The nutrients, often entering the lake from stormwater runoff — and combined with shorter winters — have increased the likelihood of algae blooms in recent years. When discussing the proposal recently with the commission board, Auburn Water District Superintendent Mike Broadbent said the past year has been a “rough water quality year,” with very warm temperatures followed by extreme rain events.

Because of the amount of phosphorus entering the lake prior to “ice over” this past winter, officials said they’re concerned for possible taste and odor issues caused by algae — something that happened in 2018.

“I’m concerned with where we’re at, and want to be prepared in the event we have to treat the lake,” Broadbent said.

The Water District last treated the lake with aluminum sulfate in 2019. The “alum” is used to bind with phosphorus in the water column, sinking it to the bottom of the lake. Kevin Gagne, superintendent of Lewiston Sewer and Water, said the previous treatment wasn’t a high dose, with officials hoping to get three to five years out of it.

He told the board he’s concerned “we’re near the end of our effective alum treatment from last time.”


The board approved hiring Ken Wagner of Water Resource Services to conduct the $47,000 analysis, and officials said they will formulate a treatment plan based on its recommendations. That could include another alum treatment as soon as May or June.

Water officials believe the phosphorus is mostly coming from “external” sources, meaning nutrients entering the lake from tributaries like Townsend Brook. A large storm around Christmas caused a culvert failure on Lake Shore Drive, he said, and has led to a higher turbidity level.

Gagne said the district needs to gain a better understanding of the phosphorus inputs to the lake, and which ones to focus on. He said the analysis will look at tributary areas, drainage, current conditions, land use and new water quality data.

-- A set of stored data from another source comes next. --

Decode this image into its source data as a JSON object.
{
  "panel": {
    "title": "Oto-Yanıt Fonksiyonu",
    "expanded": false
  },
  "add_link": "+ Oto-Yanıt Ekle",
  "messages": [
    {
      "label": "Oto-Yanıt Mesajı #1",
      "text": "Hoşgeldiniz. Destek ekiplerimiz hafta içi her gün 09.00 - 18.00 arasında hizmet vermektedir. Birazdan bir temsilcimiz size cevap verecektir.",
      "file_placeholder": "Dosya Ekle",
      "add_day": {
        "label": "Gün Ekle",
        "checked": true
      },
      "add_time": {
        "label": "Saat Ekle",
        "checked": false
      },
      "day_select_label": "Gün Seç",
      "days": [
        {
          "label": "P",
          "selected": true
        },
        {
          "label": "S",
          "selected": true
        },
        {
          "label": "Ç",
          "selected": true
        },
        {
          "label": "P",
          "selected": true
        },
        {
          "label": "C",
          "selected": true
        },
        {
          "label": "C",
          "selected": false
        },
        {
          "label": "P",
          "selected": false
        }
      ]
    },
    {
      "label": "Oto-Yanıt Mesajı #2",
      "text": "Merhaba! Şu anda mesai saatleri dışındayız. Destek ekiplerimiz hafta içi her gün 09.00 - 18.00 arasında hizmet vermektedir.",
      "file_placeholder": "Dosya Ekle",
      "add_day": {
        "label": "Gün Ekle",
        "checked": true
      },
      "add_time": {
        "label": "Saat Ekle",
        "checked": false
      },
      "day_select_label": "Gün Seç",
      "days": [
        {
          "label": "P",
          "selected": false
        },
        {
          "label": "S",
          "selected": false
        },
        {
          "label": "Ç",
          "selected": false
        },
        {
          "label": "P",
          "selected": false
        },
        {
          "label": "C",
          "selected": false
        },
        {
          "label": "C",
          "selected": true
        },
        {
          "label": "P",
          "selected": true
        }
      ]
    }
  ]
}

Depending on what the consultant finds, the district could do alum treatments in specific areas, which Gagne referred to as “dosing stations.”

Camille Parish, a commission board member, said based on recent data, a major source of phosphorus seems to be coming from Townsend Brook, which runs parallel to Route 4.

“We need to identify sources and address them,” she said, adding that simply treating the end of a tributary isn’t finding the source of the problem.


“We could be doing that for 100 years,” she said.

During the meeting, one board commissioner said another alum treatment would essentially be “a band-aid that buys us time to address what’s further up.”

The concerns over water quality come at a time when the cities are at odds over proposed changes to watershed rules, including updated septic design standards.

As Auburn has considered the changes, an analysis of the watershed by FB Environmental has said that even with the proposed changes in Auburn, changes must also be made in upper watershed towns such as Turner, Minot and Buckfield.